Foresight
Nearly 40% of payments in Japan are now cashless
Cashless payments have increased by 3 percentage points compared to 2022.
Cashless payment methods (credit cards, transport cards, QR codes, debit cards) are on the rise in Japan.
According to a survey published on March 29 by the Japan Credit Association, cashless payment methods increased year-on-year, involving payments of 126,000 billion yen (around 771 billion euros).

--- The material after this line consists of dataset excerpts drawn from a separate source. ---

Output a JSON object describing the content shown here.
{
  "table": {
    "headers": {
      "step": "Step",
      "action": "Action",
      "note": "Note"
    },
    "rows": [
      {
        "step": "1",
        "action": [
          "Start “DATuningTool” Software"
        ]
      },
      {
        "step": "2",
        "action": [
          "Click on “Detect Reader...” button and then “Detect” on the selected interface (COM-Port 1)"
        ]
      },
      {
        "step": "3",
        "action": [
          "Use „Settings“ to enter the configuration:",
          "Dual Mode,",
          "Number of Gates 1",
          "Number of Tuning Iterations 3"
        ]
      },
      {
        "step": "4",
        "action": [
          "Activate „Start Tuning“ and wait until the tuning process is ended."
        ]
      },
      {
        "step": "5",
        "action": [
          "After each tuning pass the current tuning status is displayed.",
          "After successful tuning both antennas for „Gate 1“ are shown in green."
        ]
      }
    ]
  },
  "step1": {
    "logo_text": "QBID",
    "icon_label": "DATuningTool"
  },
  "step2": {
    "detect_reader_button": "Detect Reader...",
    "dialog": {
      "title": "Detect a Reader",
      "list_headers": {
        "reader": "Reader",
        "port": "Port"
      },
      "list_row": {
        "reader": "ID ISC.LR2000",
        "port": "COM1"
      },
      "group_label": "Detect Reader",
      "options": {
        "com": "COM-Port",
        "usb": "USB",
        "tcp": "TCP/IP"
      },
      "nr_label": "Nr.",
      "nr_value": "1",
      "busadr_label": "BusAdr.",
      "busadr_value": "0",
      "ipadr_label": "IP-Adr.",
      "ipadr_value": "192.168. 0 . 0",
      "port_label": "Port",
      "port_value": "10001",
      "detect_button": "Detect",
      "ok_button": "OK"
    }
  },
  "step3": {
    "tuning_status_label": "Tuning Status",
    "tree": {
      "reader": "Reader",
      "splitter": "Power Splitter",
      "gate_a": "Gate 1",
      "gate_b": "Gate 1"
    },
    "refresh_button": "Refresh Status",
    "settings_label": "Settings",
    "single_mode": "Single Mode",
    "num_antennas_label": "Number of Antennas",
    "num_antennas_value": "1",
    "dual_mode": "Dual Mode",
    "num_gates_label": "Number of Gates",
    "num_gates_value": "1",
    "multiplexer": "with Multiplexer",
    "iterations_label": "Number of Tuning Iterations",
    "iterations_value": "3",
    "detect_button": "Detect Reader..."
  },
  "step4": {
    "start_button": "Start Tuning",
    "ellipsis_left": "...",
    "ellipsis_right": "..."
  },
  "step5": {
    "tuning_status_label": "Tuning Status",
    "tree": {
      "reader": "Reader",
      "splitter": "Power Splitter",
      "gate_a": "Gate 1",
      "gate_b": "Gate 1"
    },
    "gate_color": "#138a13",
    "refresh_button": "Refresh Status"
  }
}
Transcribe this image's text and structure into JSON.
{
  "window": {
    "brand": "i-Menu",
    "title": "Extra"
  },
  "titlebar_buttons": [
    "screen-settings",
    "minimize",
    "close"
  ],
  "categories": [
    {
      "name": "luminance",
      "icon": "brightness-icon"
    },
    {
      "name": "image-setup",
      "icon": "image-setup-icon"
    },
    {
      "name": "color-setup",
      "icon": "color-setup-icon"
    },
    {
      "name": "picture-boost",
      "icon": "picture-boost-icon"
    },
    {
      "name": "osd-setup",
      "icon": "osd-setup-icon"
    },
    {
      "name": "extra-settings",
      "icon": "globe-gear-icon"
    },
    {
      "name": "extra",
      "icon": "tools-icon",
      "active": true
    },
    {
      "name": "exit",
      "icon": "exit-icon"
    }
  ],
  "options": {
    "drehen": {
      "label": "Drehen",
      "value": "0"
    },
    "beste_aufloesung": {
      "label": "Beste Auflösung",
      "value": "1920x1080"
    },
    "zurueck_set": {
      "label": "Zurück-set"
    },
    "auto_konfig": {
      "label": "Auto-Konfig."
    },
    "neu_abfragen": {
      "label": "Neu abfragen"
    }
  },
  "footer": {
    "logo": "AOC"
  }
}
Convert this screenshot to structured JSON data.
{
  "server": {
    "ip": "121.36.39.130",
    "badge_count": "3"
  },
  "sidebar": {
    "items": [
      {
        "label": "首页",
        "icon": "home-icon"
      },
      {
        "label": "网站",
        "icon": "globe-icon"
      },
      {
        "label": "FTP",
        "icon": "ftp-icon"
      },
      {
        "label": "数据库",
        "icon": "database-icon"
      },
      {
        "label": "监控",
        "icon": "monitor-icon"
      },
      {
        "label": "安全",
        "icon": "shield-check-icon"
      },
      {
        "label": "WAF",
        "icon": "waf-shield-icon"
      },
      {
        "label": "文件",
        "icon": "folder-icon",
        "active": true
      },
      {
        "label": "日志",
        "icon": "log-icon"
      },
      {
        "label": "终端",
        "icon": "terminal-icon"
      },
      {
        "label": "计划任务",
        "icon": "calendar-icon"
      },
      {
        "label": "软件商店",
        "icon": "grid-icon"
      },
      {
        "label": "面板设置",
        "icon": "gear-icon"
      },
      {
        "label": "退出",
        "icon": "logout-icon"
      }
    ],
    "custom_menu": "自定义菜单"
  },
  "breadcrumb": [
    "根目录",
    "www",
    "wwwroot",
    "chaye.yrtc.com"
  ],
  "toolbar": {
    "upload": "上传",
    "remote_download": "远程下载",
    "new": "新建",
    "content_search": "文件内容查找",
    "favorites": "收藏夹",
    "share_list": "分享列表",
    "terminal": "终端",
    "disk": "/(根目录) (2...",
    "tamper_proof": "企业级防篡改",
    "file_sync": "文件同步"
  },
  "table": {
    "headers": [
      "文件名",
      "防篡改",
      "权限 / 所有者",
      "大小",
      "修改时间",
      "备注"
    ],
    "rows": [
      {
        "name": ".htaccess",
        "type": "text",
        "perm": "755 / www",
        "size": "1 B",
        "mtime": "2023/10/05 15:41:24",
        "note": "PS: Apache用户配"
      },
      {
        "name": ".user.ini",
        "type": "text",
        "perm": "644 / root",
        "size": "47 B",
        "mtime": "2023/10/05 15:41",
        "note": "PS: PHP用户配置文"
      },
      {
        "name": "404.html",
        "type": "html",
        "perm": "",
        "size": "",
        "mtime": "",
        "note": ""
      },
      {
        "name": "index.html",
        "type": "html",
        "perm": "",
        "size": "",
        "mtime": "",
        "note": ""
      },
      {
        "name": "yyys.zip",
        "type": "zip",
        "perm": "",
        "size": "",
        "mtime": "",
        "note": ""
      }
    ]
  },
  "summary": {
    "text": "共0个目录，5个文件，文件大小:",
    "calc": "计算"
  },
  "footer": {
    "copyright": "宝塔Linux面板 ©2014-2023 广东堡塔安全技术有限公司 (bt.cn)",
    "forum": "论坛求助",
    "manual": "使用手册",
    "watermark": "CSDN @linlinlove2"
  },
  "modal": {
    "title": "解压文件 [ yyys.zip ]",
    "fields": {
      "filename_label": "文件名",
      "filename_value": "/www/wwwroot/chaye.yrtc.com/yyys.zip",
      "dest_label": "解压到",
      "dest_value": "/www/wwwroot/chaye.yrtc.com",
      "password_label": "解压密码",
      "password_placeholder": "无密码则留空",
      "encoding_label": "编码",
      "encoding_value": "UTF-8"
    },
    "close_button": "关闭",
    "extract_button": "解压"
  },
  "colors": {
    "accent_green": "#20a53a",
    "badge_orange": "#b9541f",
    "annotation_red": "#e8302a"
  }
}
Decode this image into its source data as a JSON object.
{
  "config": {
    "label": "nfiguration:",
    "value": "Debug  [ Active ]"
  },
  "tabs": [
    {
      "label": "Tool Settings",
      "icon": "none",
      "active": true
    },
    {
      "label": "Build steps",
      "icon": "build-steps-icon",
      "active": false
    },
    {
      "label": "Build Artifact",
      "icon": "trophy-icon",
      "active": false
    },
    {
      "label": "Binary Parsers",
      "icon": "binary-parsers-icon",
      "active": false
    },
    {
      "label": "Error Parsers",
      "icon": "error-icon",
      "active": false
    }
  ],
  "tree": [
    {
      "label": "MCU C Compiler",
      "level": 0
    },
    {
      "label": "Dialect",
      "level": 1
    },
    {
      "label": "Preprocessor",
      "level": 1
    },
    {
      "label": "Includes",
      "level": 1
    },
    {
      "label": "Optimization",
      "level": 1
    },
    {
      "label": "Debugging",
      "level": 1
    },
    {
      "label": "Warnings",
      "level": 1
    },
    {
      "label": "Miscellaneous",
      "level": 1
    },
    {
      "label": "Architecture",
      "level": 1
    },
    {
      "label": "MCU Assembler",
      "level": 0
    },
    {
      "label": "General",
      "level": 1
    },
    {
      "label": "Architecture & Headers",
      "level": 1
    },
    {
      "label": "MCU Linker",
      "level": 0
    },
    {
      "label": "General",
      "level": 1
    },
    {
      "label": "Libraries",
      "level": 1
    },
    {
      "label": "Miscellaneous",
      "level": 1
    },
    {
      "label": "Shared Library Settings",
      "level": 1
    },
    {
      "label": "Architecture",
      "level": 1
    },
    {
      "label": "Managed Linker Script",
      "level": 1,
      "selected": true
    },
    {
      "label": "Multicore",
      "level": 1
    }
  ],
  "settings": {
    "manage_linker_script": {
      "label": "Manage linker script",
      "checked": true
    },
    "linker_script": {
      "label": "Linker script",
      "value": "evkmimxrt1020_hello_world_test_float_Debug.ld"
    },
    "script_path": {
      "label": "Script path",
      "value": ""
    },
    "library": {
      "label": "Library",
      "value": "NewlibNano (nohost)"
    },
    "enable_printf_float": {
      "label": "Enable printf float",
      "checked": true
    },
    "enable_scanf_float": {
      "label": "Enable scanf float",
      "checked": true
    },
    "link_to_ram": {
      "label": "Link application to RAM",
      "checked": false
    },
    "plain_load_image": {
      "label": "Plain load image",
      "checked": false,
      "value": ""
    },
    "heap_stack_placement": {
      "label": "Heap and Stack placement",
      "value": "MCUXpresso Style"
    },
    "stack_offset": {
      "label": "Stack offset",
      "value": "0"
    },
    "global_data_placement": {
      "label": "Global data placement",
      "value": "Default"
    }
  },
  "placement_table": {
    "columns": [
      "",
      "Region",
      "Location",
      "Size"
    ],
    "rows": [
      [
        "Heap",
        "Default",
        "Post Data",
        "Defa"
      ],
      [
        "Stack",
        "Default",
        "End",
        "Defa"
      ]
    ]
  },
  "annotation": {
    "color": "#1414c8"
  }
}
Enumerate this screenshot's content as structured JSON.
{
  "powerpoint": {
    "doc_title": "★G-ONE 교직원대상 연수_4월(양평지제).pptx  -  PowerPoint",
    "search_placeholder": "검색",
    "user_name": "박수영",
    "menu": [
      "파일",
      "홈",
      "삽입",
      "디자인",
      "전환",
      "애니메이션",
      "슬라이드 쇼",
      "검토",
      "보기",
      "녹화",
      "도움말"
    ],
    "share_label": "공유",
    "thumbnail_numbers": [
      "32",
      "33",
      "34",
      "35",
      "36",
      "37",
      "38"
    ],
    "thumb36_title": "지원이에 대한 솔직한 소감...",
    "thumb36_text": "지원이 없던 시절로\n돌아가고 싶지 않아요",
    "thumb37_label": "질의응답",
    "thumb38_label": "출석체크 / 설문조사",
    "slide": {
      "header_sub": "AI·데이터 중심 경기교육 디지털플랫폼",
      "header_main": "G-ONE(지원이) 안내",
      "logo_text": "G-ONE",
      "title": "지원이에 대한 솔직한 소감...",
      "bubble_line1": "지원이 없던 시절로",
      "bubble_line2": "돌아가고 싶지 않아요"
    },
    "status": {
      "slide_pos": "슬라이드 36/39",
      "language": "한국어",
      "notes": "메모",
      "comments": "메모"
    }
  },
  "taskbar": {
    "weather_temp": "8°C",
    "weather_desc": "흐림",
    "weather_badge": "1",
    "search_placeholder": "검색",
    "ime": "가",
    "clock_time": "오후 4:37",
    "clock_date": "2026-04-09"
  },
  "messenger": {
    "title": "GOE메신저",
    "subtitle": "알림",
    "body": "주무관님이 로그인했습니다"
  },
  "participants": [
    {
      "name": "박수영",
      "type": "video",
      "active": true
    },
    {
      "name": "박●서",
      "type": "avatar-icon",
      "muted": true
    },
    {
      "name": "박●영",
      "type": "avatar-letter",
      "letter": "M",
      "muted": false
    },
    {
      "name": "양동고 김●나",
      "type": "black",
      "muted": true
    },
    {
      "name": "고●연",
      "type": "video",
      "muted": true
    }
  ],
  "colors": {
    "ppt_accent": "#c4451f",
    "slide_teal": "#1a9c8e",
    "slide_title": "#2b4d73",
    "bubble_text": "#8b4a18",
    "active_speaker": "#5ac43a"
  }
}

These payment methods were popularized during the Covid pandemic. Today, they are up 12 percentage points in 2019 (28.8% of transactions).
The acceleration of cashless payments is a matter of public policy in Japan, with a stated government target of 40% of total transactions by 2025.
There are many challenges to the adoption of cashless payments. The use of digital payment methods frees up labor in a country where it is in short supply.
The evolution of payment infrastructures has also helped to popularize this practice: a large number of payment methods can now be managed by a single machine, as can the choice of payment methods in stores.
However, the increase in cashless payment methods also means an increase in fraud, which will amount to 54 billion yen (nearly 330 million euros) in 2023 alone.
Japan still lags behind its neighbors: 80% of payments are cashless in China and 90% in Korea. In the United States and the United Kingdom, the figure is also over 50%.